Calculate the flux of $G(x,y,z)=x(1-z)\hat{k}$ through the cube with the vertices $(0, 0, 0), (0, 0, 1), (0, 1, 0), (0, 1, 1), (1, 0, 0), (1, 0, 1), (1, 1, 0), (1, 1, 1)$ with an outward pointing normal vector.
I don't really have an idea what to do, so far I just calculated the normal vector, $\hat{N}=\frac{\nabla G}{|\nabla G|}$=$\frac{(0,0,-x)}{x}=(0,0,-1)$.
So $\int\int_s F \bullet dS$=$\int\int_D(F_1 \frac{\partial(y,z)}{\partial(u,v)}+F_2 \frac{\partial(x,z)}{\partial(u,v)}+F_3 \frac{\partial(y,x)}{\partial(u,v)}) du dv$
Break the integral up in to six separate integrals over the 6 faces of the cube, where the faces are indicated for convenience by $x=0$ etc. on the integral signs.
$$\int \int_{x=0} \mathbf{G}.\mathbf{(-i)}dS + \int \int_{x=1} \mathbf{G}.\mathbf{i}\,dS + \int \int_{y=0} \mathbf{G}.\mathbf{(-j)}dS +\int \int_{y=1} \mathbf{G}.\mathbf{j}\,dS $$ $$+\int \int_{z=0} \mathbf{G}.\mathbf{(-k)}dS + \int \int_{z=1} \mathbf{G}.\mathbf{k}\,dS$$
The dot products pick out the components of $\mathbf{G}$ and it is only the $z$ component which is non-zero so the first 4 integrals are zero.

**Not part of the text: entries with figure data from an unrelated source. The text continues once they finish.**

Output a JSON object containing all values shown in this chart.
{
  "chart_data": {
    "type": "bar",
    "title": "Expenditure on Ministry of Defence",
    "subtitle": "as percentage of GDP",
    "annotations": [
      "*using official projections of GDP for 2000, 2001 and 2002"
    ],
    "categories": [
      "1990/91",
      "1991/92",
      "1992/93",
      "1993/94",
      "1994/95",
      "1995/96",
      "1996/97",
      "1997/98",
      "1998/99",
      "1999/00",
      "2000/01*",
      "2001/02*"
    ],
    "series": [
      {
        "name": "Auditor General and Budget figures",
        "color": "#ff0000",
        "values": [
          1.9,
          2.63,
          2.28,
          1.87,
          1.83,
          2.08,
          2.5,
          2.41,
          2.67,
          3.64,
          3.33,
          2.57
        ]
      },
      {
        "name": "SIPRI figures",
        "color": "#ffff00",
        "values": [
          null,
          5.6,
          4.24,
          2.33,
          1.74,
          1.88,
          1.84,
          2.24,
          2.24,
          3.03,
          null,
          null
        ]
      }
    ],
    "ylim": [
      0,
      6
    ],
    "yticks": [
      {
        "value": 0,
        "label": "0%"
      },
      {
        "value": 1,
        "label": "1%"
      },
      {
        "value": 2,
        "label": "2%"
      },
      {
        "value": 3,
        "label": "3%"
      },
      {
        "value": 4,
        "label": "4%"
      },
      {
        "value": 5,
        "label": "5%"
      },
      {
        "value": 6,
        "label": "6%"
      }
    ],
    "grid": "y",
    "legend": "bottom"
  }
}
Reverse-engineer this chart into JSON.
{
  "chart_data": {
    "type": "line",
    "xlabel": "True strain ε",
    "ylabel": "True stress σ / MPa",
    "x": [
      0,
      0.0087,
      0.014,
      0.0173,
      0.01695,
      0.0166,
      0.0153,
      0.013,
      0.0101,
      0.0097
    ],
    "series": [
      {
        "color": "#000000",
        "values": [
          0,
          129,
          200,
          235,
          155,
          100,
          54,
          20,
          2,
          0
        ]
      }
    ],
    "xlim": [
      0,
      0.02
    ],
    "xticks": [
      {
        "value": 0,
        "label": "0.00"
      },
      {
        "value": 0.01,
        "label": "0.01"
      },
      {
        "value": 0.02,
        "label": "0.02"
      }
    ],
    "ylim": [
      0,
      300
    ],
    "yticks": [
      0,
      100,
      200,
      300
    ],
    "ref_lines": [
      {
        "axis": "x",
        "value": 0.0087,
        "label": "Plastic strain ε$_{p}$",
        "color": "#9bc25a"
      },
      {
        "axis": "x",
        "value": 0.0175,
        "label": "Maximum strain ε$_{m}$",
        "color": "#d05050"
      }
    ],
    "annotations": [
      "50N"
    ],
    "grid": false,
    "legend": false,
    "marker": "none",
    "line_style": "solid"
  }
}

Of the remaining 2 integrals, $$\int \int_{z=1} \mathbf{G}.\mathbf{k}\,dS$$ is zero because $z=1$ on that face. That leaves one double integral to perform on the $z=0$ face where $\mathbf{G}=x\mathbf{k}$ and $dS=dx\,dy$
$$\int \int_{z=0}(x\mathbf{k}).(-\mathbf{k})\,dS = \int_{x=0}^{x=1} \int_{y=0}^{y=1} (-x) \,dx\,dy$$
Also note that the Divergence Theorem could be considered as an alternative approach to solving this.